Изменить размер шрифта - +

Он стоял на вечерней зоре над спящим городом, простирал свои руки зоре и смеялся на «ее» привет… Он «тоже» любил ее… Он был то же, что и я… значит, и я… значит, и я любил?..

Она думала о нас… Обо мне или о моем двойнике… Вернее, о моем двойнике, обитающем в Вечности… Но думала не она, а ее двойник, обитающий в Вечности… Ее синие очи были грустны и сияли бледно-голубой бесконечностью… Она смотрела немного удивленно, полусмеясь… Оттого-то выступили такие чистые зори у горизонта, а ее гнев убегал синевато-черным одиноким дымовым клочком…

Тут я понял, что если мы и не были влюблены друг в друга, то любили друг друга наши двойники, встречающиеся друг с другом где-то там, вне пространства и времени…

Но двойники жили в Вечности, а мы были только отражениями… Значит, мы полюбим друг друга, когда встретимся там, за смертью…

Я смотрел на двойника… Розы его, Бог весть откуда взявшиеся, были чисты как снег, а на голове мерцал огнем неведомый венок красных цветов, чуть-чуть страшных…

Я понял, что двойник пришел неспроста. Он пришел указать мне путь. Он сиял звездой и казался снежно-серебряным. И я понял…

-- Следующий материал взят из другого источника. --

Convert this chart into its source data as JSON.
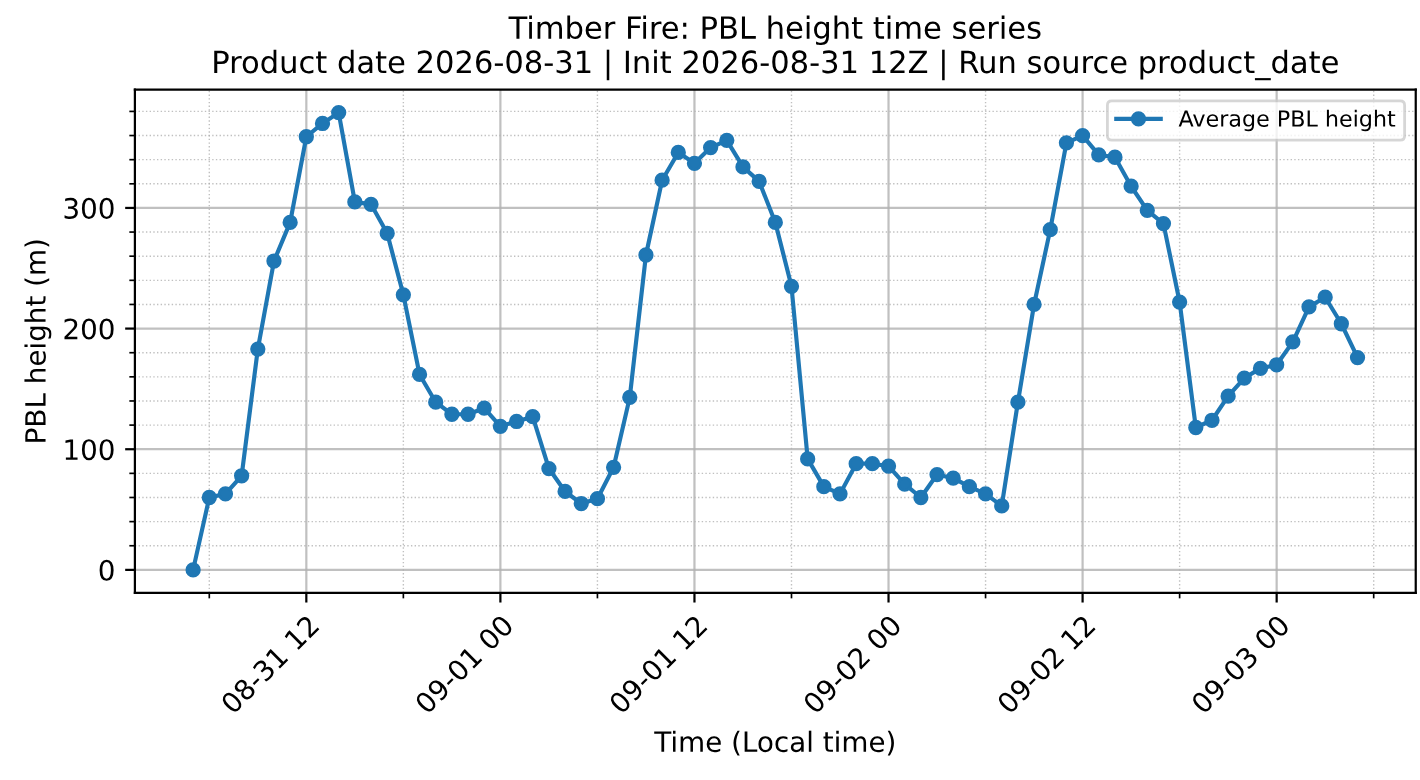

Он простирал свои руки туда, где «она» улыбалась в зорях, и шептал еле слышно:

Над домами сияла ослепительная звезда на бледно-голубой эмали.

 

Дальше я ничего не помнил… Все занавесилось от меня [какой-то безвидной пеленой]… Я все видел и все понимал, но я ничего не понимал, я потерял связь между видениями, мелькавшими перед моими очами, и их смыслом… Я видел окна моей однообразной комнаты, из которой они не выпускали меня, Бог весть отчего… Я смеялся в бледно-голубое небо, глядевшее в окна моей тюрьмы, а когда к вечеру оно превращалось в один огромный розовый лепесток, розовый снизу и бледно-белый кверху, то я шептал, неизвестно почему: «Червонная дама»… Я видел черную железную решетку перед окном, которая мешала мне любоваться закатом, и знал, что за решеткой сидят арестанты, но когда я хотел вывести из всего этого заключения относительно себя и других, меня начинали поражать вздутия железной решетки, оканчивающиеся остриями, и я, как ребенок, бессвязно лепетал: «Пики, пиковая дама»… И опять все застилалось от меня, и я ничего не помнил…

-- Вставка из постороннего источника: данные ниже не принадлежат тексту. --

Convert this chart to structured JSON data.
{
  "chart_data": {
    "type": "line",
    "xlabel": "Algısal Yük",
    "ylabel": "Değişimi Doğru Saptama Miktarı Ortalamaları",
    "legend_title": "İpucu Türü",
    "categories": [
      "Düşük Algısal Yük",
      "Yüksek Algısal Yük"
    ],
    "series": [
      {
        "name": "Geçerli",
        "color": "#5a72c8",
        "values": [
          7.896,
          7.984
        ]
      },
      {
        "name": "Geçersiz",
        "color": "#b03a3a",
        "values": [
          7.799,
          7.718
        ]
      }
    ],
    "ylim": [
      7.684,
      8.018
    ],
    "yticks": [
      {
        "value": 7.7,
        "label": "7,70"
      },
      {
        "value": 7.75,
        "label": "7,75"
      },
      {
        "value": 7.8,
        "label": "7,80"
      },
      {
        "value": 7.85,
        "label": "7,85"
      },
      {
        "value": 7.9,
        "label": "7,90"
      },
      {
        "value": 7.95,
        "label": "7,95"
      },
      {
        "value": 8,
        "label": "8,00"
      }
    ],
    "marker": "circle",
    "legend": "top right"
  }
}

И так шли дни за днями… Иногда в окно моей тюрьмы ударяли хрустальные дождевые капли, а потом снова сияло солнце; бывали времена, что солнце совсем не показывалось и низкие сине-серые тучи мчались с неукротимой силой куда-то над крышами домов… Иногда они были сини, как куски ляпис-лазури…… Потом наступала пора, когда знакомые белые мухи летели одна за другой, и я по привычке говорил со смехом: «Это зима… Холодно…» А когда мимо окна начинали капать одна за другой мутные капли, а внизу раздавались особые звуки, я начинал беспокоиться, но меня успокаивали, говоря: «Это дворники счищают мокрый снег… Скоро будет весна»…

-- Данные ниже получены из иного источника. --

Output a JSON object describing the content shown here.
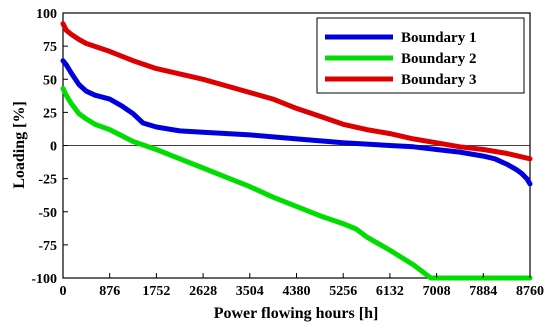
{
  "chart_data": {
    "type": "line",
    "title": "",
    "xlabel": "Power flowing hours [h]",
    "ylabel": "Loading [%]",
    "xlim": [
      0,
      8760
    ],
    "ylim": [
      -100,
      100
    ],
    "xticks": [
      0,
      876,
      1752,
      2628,
      3504,
      4380,
      5256,
      6132,
      7008,
      7884,
      8760
    ],
    "yticks": [
      100,
      75,
      50,
      25,
      0,
      -25,
      -50,
      -75,
      -100
    ],
    "legend_position": "top-right",
    "grid": false,
    "series": [
      {
        "name": "Boundary 1",
        "color": "#0000dd",
        "x": [
          0,
          60,
          150,
          300,
          438,
          600,
          876,
          1100,
          1314,
          1500,
          1752,
          2190,
          2628,
          3504,
          4380,
          5256,
          6132,
          6570,
          7008,
          7446,
          7884,
          8100,
          8322,
          8500,
          8600,
          8700,
          8760
        ],
        "y": [
          64,
          61,
          55,
          46,
          41,
          38,
          35,
          30,
          24,
          17,
          14,
          11,
          10,
          8,
          5,
          2,
          0,
          -1,
          -3,
          -5,
          -8,
          -10,
          -14,
          -18,
          -21,
          -25,
          -29
        ]
      },
      {
        "name": "Boundary 2",
        "color": "#00dd00",
        "x": [
          0,
          60,
          150,
          300,
          438,
          600,
          876,
          1314,
          1752,
          2190,
          2628,
          3066,
          3504,
          3942,
          4380,
          4818,
          5256,
          5500,
          5694,
          6132,
          6570,
          6900,
          7008,
          7884,
          8760
        ],
        "y": [
          43,
          38,
          32,
          24,
          20,
          16,
          12,
          3,
          -3,
          -10,
          -17,
          -24,
          -31,
          -39,
          -46,
          -53,
          -59,
          -63,
          -69,
          -79,
          -90,
          -100,
          -100,
          -100,
          -100
        ]
      },
      {
        "name": "Boundary 3",
        "color": "#dd0000",
        "x": [
          0,
          60,
          150,
          300,
          438,
          876,
          1314,
          1752,
          2190,
          2628,
          3066,
          3504,
          3942,
          4380,
          4818,
          5256,
          5694,
          6132,
          6570,
          7008,
          7446,
          7884,
          8322,
          8760
        ],
        "y": [
          92,
          87,
          84,
          80,
          77,
          71,
          64,
          58,
          54,
          50,
          45,
          40,
          35,
          28,
          22,
          16,
          12,
          9,
          5,
          2,
          -1,
          -3,
          -6,
          -10
        ]
      }
    ]
  }
}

Иногда мне делалось невыносимо приятно, и я уже не смеялся и не плакал, сидел успокоенный, закрывая глаза… Тогда я слушал неизвестный голос, участливо спрашивающий обо мне, — голос, который я не слышал, но который был мне и более близок, и более знаком всех слышанных голосов…

И я хлопал в ладоши и говорил: «Голос». Так прошло два долгих года…

 

[Все эти записки я записал теперь, после длинного ряда годов, когда уже я успокоился и разобрался… Я нарочно написал их в таком тоне, как будто все это только сейчас произошло со мной… Мне хотелось поточнее <?> передать мои чувства, а так как я не литератор, то и вышло это совсем неудачно.]

Я два года провел в сумасшедшем доме и [окончательно] выздоровел, по мнению врачей… Все, что произошло со мной перед окончательным моим помешательством, было сочтено моими врачами за начало безумия, и я не настаиваю… Мне только кажется, что в этом все было кстати, и я продолжаю верить в «нее» и в существование двойника, и мне по-прежнему понятны мои безумные чувства… Только я это таю в себе и сам вслух признаю безумцем того, кто расскажет мне нечто подобное… Об этом не говорят вслух.